The rise in social technologies has enabled the ideation process to be outsourced to the crowd in ways never before possible. However, whilst soliciting input from thousands of people can seem a good thing, it can also make sifting through the suggestions incredibly challenging. That was the conclusion of a recent paper from researchers at Arizona State University.
“The very nature of crowdsourcing means that ideators can be overwhelmed by the number of ideas generated, rather than inspired by them,” they say. “There are several issues that need to be considered in systems that operate at this scale, such as the organization of the ideas, as well as the subsequent convergence on the best ones.”
Sorting the wheat from the chaff
To help overcome this challenge the team tested a hypothesis whereby participants were given a range of peripheral tasks, such as rating and combining others’ ideas to see what impact this had on the quality of ideation.
“Embedding peripheral micro-tasks within the ideation process may enable such systems to move from passive to active forms of inspiration and support, resulting in a stronger ideation session,” the authors say.
The researchers worked with Amazon’s Mechanical Turk, with participants divided into a control, an exposure group, and multiple task groups.

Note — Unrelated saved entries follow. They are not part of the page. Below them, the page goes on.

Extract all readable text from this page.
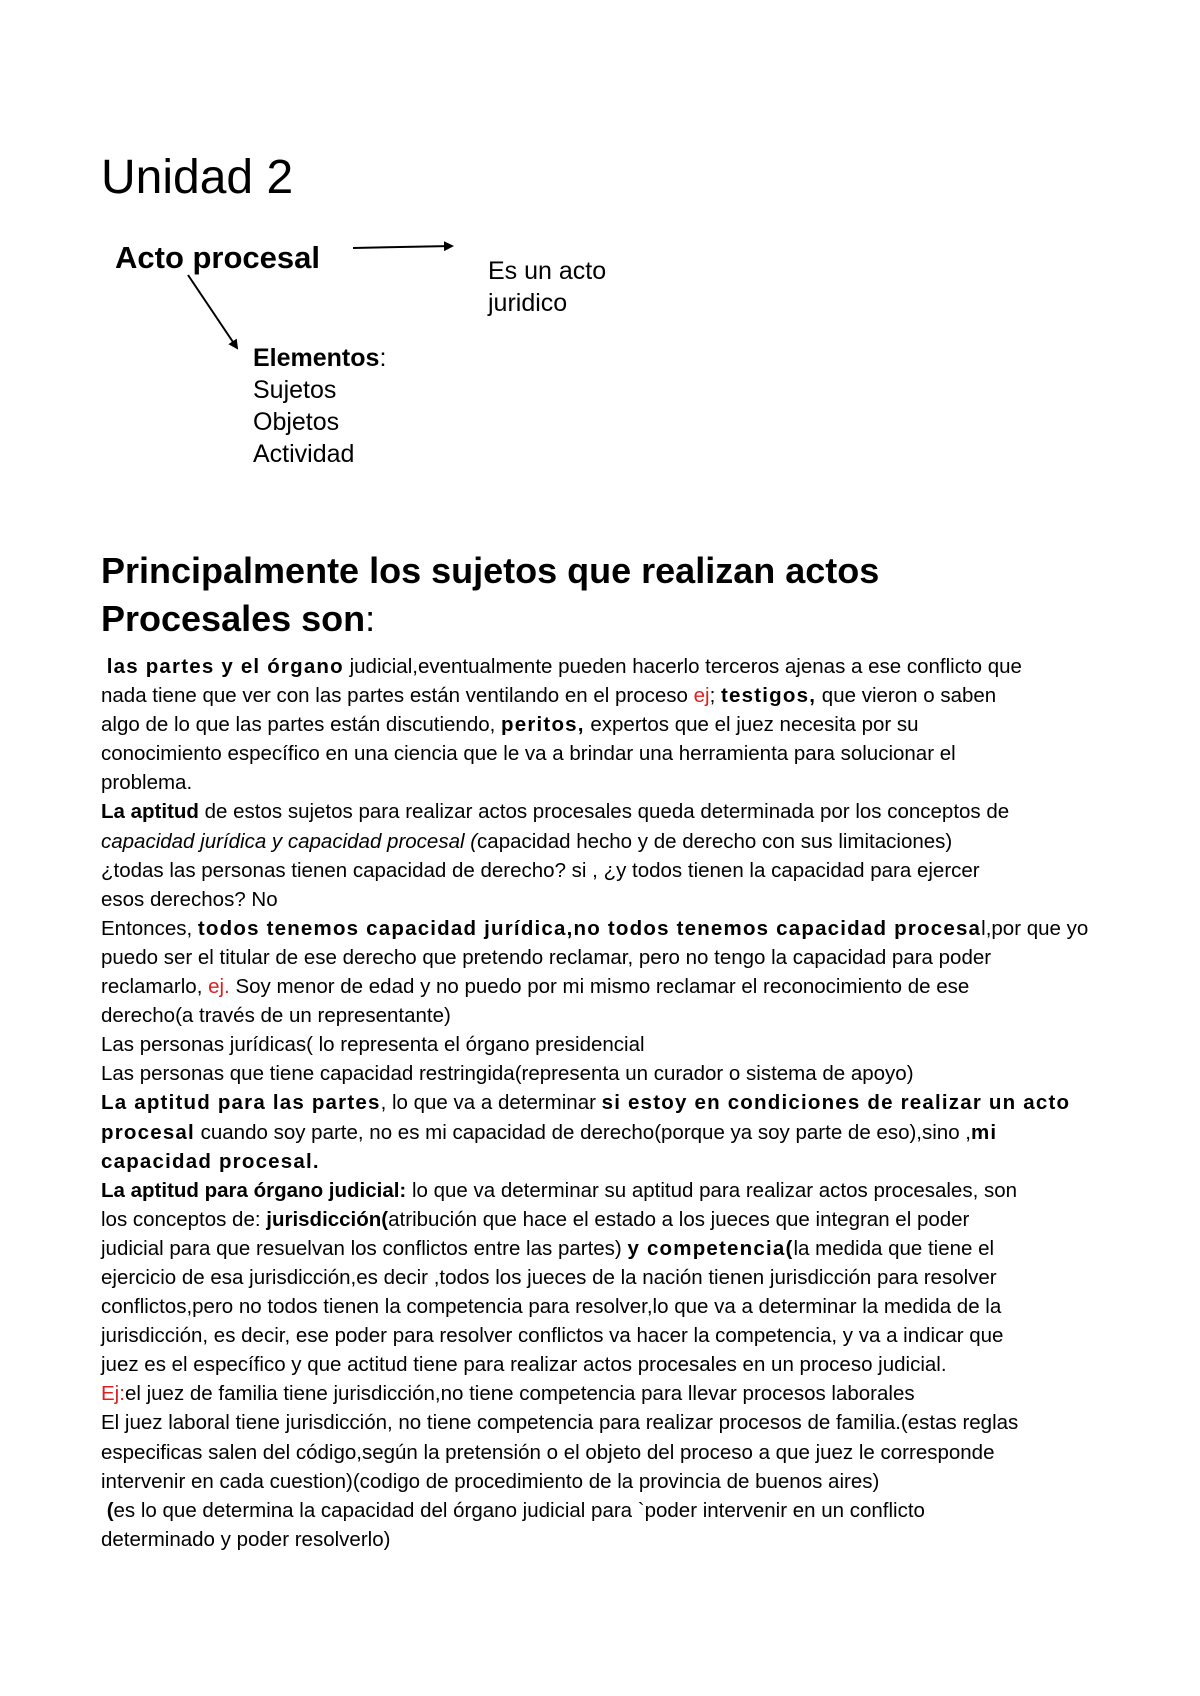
Unidad 2

Acto procesal	Es un acto
juridico

Elementos:
Sujetos
Objetos
Actividad
Principalmente los sujetos que realizan actos
Procesales son:
las partes y el órgano judicial,eventualmente pueden hacerlo terceros ajenas a ese conflicto que
nada tiene que ver con las partes están ventilando en el proceso ej; testigos, que vieron o saben
algo de lo que las partes están discutiendo, peritos, expertos que el juez necesita por su
conocimiento específico en una ciencia que le va a brindar una herramienta para solucionar el
problema.
La aptitud de estos sujetos para realizar actos procesales queda determinada por los conceptos de
capacidad jurídica y capacidad procesal (capacidad hecho y de derecho con sus limitaciones)
¿todas las personas tienen capacidad de derecho? si , ¿y todos tienen la capacidad para ejercer
esos derechos? No
Entonces, todos tenemos capacidad jurídica,no todos tenemos capacidad procesal,por que yo
puedo ser el titular de ese derecho que pretendo reclamar, pero no tengo la capacidad para poder
reclamarlo, ej. Soy menor de edad y no puedo por mi mismo reclamar el reconocimiento de ese
derecho(a través de un representante)
Las personas jurídicas( lo representa el órgano presidencial
Las personas que tiene capacidad restringida(representa un curador o sistema de apoyo)
La aptitud para las partes, lo que va a determinar si estoy en condiciones de realizar un acto
procesal cuando soy parte, no es mi capacidad de derecho(porque ya soy parte de eso),sino ,mi
capacidad procesal.
La aptitud para órgano judicial: lo que va determinar su aptitud para realizar actos procesales, son
los conceptos de: jurisdicción(atribución que hace el estado a los jueces que integran el poder
judicial para que resuelvan los conflictos entre las partes) y competencia(la medida que tiene el
ejercicio de esa jurisdicción,es decir ,todos los jueces de la nación tienen jurisdicción para resolver
conflictos,pero no todos tienen la competencia para resolver,lo que va a determinar la medida de la
jurisdicción, es decir, ese poder para resolver conflictos va hacer la competencia, y va a indicar que
juez es el específico y que actitud tiene para realizar actos procesales en un proceso judicial.
Ej:el juez de familia tiene jurisdicción,no tiene competencia para llevar procesos laborales
El juez laboral tiene jurisdicción, no tiene competencia para realizar procesos de familia.(estas reglas
especificas salen del código,según la pretensión o el objeto del proceso a que juez le corresponde
intervenir en cada cuestion)(codigo de procedimiento de la provincia de buenos aires)
(es lo que determina la capacidad del órgano judicial para `poder intervenir en un conflicto
determinado y poder resolverlo)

Participants in each group had to perform the same task for which they were asked to contribute ideas. The exposure group however were given access to an ‘inspiration panel’, which gave them access to the ideas of others. Those in the task group were also given access to this panel, but were also asked to rate, compare or combine those ideas.
The participants were then rated according to the number of ideas they produced, as well as their breadth and depth. In this context, the breadth refers to the number of different concepts explored by the user, whereas the depth is the number of ideas within a concept that had been explored. What’s more, the researchers also measured the number of ideas each member looked at from the inspiration panel, as well as inspiration influence—a user’s average similarity between an idea and the most similar of its preceding inspirations.
Better ideas
When the results were analyzed, it emerged that those in the microtask group performed well relative to their peers in the exposure group in terms of the breadth of ideas they produced. It wasn’t quite as straightforward as that however, as a number of individual factors played a significant part.
For instance, the time of ideation was crucial, as was the productivity of the user. In terms of timing, it emerged that the best ideas emerged in the 2nd half of the session. This is likely to be when we run out of easy ideas and therefore gain more from the inspiration of others. What’s more, the more productive users were also found to be more likely to turn to others for inspiration, and subsequently use them effectively.
“Our research provides some support and guidance in explicitly embedding microtasks into ideation, which will not only be aiding ideators in their idea generation, but will also be generating information useful for converging on the best ideas,” the authors conclude.